I am trying to use differential forms to determine the surface area element for a sphere. For a sphere of radius $r=1$. I think I am loosing something in the algebra (tried to check symbolic calculations on computer, still don't know how to proceed)

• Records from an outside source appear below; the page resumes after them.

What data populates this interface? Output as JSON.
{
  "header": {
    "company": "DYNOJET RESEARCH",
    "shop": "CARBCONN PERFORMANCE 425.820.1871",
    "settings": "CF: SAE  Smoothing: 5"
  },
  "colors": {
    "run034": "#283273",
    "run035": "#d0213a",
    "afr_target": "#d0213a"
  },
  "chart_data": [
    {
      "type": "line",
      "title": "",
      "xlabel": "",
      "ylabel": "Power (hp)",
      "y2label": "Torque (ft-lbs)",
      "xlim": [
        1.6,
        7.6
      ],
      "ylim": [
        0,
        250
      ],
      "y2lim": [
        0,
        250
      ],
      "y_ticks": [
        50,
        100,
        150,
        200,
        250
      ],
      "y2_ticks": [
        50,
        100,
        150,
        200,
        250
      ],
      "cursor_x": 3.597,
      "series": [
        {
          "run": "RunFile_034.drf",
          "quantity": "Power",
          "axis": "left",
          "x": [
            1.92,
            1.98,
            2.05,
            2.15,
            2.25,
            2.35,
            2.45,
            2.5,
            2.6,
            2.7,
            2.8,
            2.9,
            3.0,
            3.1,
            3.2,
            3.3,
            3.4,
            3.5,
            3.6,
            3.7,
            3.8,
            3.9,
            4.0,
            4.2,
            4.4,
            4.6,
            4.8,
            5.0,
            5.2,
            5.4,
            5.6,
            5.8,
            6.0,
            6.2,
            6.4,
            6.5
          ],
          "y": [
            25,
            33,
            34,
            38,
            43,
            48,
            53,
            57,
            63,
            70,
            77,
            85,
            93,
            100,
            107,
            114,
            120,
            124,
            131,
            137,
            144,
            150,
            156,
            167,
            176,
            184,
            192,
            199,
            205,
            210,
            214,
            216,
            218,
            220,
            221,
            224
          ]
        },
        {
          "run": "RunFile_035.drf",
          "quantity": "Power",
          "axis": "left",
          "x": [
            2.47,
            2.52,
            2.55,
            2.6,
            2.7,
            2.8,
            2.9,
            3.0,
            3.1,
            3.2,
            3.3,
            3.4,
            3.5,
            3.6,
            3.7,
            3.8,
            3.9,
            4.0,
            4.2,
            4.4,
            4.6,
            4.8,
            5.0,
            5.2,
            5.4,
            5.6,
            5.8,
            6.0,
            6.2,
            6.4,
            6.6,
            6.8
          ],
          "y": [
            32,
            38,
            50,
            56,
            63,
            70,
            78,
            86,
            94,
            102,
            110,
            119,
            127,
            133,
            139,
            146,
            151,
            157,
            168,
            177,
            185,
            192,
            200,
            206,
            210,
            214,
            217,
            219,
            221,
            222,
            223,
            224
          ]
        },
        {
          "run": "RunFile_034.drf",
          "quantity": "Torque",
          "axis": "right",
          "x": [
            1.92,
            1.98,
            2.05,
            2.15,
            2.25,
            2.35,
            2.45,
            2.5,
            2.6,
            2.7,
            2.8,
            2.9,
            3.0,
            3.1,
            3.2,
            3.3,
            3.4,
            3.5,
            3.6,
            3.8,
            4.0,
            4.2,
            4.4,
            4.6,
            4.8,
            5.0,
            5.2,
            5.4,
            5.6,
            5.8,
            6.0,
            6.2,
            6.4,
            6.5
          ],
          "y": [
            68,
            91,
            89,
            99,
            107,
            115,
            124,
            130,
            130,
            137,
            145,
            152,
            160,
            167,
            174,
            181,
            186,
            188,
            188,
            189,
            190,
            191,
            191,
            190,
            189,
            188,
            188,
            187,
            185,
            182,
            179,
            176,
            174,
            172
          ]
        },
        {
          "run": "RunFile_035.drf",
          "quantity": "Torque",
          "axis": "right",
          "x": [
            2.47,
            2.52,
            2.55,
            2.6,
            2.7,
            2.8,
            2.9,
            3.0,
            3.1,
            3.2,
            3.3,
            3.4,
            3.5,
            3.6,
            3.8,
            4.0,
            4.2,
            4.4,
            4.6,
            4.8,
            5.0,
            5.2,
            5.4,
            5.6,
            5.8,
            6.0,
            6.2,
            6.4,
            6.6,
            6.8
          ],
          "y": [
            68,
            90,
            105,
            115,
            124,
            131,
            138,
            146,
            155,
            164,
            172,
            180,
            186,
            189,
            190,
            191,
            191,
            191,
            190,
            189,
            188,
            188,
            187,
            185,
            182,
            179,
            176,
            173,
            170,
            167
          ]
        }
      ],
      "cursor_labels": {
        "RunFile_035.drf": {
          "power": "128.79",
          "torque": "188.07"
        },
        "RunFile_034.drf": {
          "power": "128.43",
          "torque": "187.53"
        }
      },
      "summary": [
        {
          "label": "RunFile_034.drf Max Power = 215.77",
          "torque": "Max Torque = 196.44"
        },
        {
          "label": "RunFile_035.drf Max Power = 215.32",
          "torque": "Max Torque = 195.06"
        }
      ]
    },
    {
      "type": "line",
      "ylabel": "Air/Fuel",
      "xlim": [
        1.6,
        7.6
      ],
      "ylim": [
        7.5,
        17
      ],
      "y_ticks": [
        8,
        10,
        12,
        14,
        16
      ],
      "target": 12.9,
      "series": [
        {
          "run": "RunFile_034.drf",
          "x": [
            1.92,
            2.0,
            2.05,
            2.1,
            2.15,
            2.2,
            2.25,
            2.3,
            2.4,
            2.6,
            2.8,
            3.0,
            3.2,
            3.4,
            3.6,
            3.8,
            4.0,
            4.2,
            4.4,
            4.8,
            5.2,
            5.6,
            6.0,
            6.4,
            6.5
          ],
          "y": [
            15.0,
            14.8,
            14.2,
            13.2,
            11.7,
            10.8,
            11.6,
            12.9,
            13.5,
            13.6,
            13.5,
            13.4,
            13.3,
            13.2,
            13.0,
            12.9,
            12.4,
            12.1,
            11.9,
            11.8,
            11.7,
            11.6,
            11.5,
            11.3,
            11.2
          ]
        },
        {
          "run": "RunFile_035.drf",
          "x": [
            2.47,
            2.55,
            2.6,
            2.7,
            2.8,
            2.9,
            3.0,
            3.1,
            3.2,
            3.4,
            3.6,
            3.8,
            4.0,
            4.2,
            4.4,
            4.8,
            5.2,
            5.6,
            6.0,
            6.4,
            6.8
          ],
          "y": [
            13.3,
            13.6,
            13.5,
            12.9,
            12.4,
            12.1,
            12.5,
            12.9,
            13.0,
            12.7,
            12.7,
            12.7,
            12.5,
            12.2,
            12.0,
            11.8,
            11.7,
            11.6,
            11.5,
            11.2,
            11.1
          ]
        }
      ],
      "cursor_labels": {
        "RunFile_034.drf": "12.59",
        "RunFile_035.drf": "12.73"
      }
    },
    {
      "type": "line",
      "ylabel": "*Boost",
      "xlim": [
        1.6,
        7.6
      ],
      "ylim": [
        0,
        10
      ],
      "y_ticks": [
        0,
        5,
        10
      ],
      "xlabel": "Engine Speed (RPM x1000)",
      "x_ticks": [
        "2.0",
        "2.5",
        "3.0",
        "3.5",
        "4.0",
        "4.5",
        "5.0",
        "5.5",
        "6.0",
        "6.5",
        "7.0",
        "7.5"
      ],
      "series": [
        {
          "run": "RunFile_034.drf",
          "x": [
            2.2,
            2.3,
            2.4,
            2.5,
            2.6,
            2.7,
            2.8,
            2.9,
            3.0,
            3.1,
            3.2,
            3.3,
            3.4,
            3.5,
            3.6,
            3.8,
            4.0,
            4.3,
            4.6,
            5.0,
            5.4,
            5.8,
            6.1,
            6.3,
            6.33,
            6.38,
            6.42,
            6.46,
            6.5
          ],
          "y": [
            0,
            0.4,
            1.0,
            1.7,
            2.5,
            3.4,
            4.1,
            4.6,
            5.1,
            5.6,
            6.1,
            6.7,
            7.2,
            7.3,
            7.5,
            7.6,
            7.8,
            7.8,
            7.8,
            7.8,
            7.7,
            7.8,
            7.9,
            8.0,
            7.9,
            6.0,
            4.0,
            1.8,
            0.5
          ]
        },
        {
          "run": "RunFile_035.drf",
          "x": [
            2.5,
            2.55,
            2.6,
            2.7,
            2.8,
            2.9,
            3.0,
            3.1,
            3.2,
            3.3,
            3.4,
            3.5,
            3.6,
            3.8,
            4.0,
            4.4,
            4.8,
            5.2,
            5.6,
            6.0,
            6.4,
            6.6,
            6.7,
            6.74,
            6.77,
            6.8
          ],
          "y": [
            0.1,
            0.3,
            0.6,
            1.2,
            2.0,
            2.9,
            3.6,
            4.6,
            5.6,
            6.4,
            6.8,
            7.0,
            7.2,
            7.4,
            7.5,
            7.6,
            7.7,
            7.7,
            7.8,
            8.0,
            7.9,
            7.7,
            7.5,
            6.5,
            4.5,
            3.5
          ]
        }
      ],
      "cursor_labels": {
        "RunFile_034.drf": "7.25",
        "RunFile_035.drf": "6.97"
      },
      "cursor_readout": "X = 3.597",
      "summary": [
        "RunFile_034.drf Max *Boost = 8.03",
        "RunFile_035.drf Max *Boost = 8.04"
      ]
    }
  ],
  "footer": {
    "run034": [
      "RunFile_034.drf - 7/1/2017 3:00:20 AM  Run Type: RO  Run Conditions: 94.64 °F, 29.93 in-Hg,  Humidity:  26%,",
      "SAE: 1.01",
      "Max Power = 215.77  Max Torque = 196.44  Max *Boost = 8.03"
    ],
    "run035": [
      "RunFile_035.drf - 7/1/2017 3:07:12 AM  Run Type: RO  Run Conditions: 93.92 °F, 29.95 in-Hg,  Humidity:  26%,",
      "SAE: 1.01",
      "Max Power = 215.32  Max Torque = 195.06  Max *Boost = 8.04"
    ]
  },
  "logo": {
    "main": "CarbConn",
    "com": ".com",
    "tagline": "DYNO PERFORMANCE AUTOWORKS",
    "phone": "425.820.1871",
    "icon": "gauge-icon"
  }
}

In terms of Cartesian coordinates the surface of the sphere is: $x^2+y^2+z^2=1$. The spherical coordinates relate to Cartesian coordinates in the standard way:
$$ \begin{align} x=&\sin\theta\cos\phi \\ y=&\sin\theta\sin\phi \\ z=&\cos\theta \\ \end{align} $$
The area element in Cartesian coordinates is: $$ d^2S = dx \wedge dy - dx \wedge dz + dy \wedge dz $$
Computing the equivalents in spherical coordinates (not quite equivalent since radius is fixed):
$$ \begin{align} dx=& \cos\theta\cos\phi\,d\theta - \sin\theta\sin\phi\,d\phi \\ dy=& \cos\theta\sin\phi\,d\theta + \sin\theta\cos\phi\,d\phi \\ dz=& -\sin\theta\,d\theta \\ \end{align} $$
Therefore:
$$ \begin{align} d^2 S =\quad&\left(\cos\theta\sin\theta\cos^2\phi+\cos\theta\sin\theta\sin^2\phi\right)d\theta\wedge d\phi-\\ -&\left(-\sin^2\theta\sin\phi\right)d\theta\wedge d\phi+ \\ +&\left(\sin^2\theta\cos\phi\right)d\theta\wedge d\phi \\ \\ d^2 S =&\sin\theta\cdot\left(\cos\theta + \sin\theta\cdot\left(\cos\phi+\sin\phi\right)\right)d\theta\wedge d\phi \end{align} $$
I know the correct result should be $d^2S=\sin\theta \, d\theta\wedge d\phi$, and that it certainly should not depend on $\phi$. But I can't quite see where I went wrong. I suppose I am looking at using a push-forward from $\theta\phi$ space to the surface of a 3D sphere, and then I am trying to pull-back the area element from the 3d space, but this statement will still lead to the same calculations.